The abbey is remarkable for its robust and austere appearance. The slate masonry matches the majesty and beauty of the scenery. The cloisters are worthy of note. The church, built in the Neoclassical style in the middle of the 18 C, consists of three naves -the central being the highest and widest-, which forms with the transept crossing, the figure of a Latin cross. At the junction of the two arms rises a cupola with ovolos, over a drum, the whole structure being supported by four semicircular arches.
The main façade, in Baroque style, is made of ashlar masonry. It consists of two doorways, one opens onto the monastery, and the other onto the church. The most important of the two is divided into two bodies and is flanked by four Doric columns supported by pedestals.
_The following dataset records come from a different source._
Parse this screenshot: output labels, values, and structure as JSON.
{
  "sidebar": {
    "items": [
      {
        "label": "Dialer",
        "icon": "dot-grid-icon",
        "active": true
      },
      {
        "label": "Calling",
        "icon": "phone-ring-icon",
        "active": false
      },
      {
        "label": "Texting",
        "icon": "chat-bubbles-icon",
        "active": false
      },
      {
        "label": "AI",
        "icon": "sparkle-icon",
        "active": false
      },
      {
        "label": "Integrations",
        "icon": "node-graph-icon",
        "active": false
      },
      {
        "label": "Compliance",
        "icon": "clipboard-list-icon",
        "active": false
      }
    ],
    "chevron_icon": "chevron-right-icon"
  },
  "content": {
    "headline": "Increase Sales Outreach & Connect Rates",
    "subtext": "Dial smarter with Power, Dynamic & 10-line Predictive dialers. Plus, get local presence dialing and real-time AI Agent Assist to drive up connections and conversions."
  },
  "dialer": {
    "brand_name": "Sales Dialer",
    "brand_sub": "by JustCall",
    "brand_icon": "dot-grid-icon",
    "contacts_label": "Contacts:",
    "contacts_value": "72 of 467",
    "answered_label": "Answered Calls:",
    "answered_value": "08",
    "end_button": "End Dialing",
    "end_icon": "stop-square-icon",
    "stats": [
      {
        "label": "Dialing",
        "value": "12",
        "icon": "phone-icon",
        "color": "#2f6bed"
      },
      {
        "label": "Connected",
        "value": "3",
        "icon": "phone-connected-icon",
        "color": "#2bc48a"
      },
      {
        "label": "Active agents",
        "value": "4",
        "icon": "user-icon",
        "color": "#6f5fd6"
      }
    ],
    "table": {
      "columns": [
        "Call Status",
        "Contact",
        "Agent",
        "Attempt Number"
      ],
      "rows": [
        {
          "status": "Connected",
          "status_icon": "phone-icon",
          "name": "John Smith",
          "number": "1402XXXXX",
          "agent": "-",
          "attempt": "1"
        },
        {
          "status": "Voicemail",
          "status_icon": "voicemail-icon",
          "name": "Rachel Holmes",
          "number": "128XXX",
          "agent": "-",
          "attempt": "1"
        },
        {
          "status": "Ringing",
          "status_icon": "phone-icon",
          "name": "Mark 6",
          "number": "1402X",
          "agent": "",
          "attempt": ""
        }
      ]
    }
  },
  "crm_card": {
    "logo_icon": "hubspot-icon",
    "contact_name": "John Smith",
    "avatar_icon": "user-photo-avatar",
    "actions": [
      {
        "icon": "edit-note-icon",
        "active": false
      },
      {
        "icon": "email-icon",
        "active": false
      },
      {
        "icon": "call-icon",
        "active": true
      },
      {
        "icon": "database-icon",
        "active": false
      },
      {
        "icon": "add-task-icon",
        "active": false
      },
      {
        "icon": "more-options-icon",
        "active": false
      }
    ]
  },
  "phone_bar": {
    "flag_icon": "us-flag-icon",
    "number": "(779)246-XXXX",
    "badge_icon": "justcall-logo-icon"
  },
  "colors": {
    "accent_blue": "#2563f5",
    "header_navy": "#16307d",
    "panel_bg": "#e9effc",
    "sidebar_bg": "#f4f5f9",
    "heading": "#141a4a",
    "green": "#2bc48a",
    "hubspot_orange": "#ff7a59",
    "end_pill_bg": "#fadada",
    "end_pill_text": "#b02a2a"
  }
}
The different sections of the monastery are organised around two cloisters. The Gothic Nereidas cloister, the older, has a Romanesque portal and is covered by barrel vaulting. Its construction took 20 years (1562-1582). The Feijoo or big cloister was built in the late 17 C. Its style shows the transition from the Renaissance to the Baroque periods. The sacristy of the monastery, built between the end of the 18 and beginning of the 19 C, has an octagonal floor plan. It is surmounted by a cupola set on squinches and semicircular archs.